Borrowers are required to provide a serviceability declaration and substantiate their ability to service a mortgage. We also obtain credit history checks and secured property assessment and valuation.

The Board then combines their experience, qualifications, knowledge and skills, to apply the credit policy, approval process and checklist to all loan applications.

The Board must approve the loan, including the secured property as being acceptable for investment.

Security & conditions

No secured property or borrower is alike, and Apac subjectively considers each secured property and borrower for risk of default and may impose conditions to reflect risks specific to the security to reduce risk of default or loss, which may include a lower loan to valuation ratio, or requiring additional security.
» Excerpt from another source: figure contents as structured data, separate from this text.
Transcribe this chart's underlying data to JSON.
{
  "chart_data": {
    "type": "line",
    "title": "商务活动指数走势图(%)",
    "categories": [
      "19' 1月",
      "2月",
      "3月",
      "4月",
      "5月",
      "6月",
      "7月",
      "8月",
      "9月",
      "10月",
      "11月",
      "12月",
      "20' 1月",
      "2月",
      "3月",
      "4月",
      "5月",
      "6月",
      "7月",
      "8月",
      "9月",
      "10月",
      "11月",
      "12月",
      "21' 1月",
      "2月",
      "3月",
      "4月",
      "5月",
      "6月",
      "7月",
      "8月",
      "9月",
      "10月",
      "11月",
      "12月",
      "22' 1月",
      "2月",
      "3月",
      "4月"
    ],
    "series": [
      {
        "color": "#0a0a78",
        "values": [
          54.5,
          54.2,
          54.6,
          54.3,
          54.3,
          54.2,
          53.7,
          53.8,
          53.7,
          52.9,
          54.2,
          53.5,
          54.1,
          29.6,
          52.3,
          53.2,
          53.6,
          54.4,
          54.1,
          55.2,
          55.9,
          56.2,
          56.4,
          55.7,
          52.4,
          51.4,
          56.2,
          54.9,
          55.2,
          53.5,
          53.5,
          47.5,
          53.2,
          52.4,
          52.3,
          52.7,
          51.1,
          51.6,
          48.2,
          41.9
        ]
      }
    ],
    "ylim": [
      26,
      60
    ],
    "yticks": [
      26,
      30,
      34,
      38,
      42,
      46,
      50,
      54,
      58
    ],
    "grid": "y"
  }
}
In the case of construction or development loans, this may include additional requirements such as pre-sales and certified cost of completing the project. All loans selected for inclusion in the Fund have met our  requirements for the applicant to demonstrate capacity to service the loan.

If the purpose of the loan is to refinance other lenders, evidence of satisfactory conduct of the loan is required. The Fund may also take additional collateral security, including guarantees from the directors of the borrower and general security interests (through a general security agreement) over all the current and after-acquired property of the borrower.

These parameters vary from time to time depending on Apac’s views as to market conditions, property market cycles and other micro and macroeconomic conditions. We may change the parameters without providing notification to you.